Smith: They are, man, but I’m one of those nerds, right? I’m a guy who’s normally in the audience with opinions and stuff, so I just stole from the best. When in doubt, steal a formula. And the good folks at Marvel [Studios] have been doing what we did. Basically, I said, “Let’s just do what Marvel does every time I go to one of those Marvel movies. I get my childhood served to me in the most appetising fashion.” These are stories I know by heart, and still, they give me a new version of it, and they don’t disavow anything that happened [in the comics]. They don’t make fun of it or downplay it. It’s all in play. It’s all real.

So I was like, “Let’s do that. Let’s just make this for a Masters of the Universe fan coming into it, like everything is exactly as they remembered it. Every character [in Revelation] plays the same kind of way [they used to]. … We don’t change the costumes. Everybody looks like they should. Every character behaves like they should. But. How would they behave or change or react if you removed an element — you know, if you killed somebody off, something they never really had to deal with before?

Teela and Evil-Lyn play a larger role in Revelation than you might have expected. (Image: Netflix)
Teela and Evil-Lyn play a larger role in Revelation than you might have expected. (Image: Netflix)

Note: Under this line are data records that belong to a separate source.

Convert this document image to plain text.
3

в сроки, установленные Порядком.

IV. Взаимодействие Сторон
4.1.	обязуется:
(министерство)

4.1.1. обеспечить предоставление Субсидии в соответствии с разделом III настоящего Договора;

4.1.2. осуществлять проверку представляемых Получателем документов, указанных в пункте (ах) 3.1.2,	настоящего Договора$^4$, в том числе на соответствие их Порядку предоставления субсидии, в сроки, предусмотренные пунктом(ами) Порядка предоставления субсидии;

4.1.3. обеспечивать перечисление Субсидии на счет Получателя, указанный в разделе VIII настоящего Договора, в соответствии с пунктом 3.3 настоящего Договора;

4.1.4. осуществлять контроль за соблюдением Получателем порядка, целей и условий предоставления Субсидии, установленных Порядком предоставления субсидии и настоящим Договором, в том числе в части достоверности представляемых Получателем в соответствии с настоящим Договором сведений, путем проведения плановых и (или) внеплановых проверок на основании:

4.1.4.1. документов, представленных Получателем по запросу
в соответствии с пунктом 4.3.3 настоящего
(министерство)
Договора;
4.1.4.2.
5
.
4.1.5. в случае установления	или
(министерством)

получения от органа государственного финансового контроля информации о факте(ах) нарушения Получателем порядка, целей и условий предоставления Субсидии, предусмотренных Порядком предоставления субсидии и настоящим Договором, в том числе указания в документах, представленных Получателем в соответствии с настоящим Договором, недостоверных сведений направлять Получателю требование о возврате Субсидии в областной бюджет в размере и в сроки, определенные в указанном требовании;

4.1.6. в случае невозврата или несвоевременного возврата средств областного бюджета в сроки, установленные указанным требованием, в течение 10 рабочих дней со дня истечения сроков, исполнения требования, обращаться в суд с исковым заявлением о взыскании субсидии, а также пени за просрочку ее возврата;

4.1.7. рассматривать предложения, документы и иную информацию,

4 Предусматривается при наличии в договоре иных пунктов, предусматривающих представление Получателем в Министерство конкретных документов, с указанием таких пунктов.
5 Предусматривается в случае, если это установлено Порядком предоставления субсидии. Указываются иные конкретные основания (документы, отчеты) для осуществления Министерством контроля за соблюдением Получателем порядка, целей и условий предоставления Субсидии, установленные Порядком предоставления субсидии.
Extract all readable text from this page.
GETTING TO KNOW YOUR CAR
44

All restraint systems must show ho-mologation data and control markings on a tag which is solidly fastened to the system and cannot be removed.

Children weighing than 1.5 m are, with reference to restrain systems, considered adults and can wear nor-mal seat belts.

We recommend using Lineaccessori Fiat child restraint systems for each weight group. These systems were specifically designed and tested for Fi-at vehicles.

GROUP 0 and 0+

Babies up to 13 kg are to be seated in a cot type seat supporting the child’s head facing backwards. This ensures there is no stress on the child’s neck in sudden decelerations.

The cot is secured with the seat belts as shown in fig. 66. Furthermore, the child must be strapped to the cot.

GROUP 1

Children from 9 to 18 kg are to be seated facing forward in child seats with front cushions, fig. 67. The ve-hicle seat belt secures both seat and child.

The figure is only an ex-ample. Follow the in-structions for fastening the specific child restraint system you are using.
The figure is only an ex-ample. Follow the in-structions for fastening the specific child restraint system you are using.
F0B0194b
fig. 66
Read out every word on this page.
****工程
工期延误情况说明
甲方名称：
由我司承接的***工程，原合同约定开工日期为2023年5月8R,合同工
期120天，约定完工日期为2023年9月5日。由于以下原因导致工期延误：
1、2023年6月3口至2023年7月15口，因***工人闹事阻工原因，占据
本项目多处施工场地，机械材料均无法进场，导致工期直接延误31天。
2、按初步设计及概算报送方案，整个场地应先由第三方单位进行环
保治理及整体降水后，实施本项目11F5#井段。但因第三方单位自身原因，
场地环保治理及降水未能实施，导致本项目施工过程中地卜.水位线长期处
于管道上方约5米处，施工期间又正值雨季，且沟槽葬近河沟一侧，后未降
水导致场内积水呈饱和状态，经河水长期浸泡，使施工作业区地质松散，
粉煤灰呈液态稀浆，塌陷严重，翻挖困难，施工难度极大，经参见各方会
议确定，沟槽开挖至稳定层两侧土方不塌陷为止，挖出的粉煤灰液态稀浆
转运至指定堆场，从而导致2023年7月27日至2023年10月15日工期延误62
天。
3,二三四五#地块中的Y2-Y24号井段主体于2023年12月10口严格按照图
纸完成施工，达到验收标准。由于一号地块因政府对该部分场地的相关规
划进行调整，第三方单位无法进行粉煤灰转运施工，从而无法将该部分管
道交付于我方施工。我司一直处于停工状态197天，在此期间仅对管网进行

Gizmodo: Despite how much it honours the original cartoon, Revelation also takes a lot of big swings that I was not expecting. My jaw literally dropped in episode five.

Smith: When we in the writers’ room, all five of us were sitting around going, “They’re either going to love us or hate us by the end of five.” Because it’s a real page-turner! “How dare you not put up episode six, because you can’t stop like that!” Yeah, that’s a big swing, but we felt it’s earned. … as long as everything honoured the source material.

We got very lucky, I’ll be honest with you, in as much as we had two execs on our project who love this shit more than most people in the world. [The first is Director of the Original Series] Ted Biaselli at Netflix. Masters of the Universe is his religion, he’s got every figure. He was the one that made all this happen. By having him and having [VP, Content — Creative] Rob David at Mattel Television who’s actually written Masters of the Universe comics for DC, we had two wonderful lodestars by which we could never derail.

Ted’s childhood enthusiasm allowed us to take those big swings, but I guarantee you if there was ever a swing too large, he would have reigned us in. He was kind of like the standard example of who we were making the show for — I mean, we literally were making the show for Ted — but as long Ted was cool with it, we knew that fans would be cool because he wouldn’t have let it not be Masters of the Universe.

The first five episodes of Masters of the Universe: Revelation premieres on Netflix on July 23.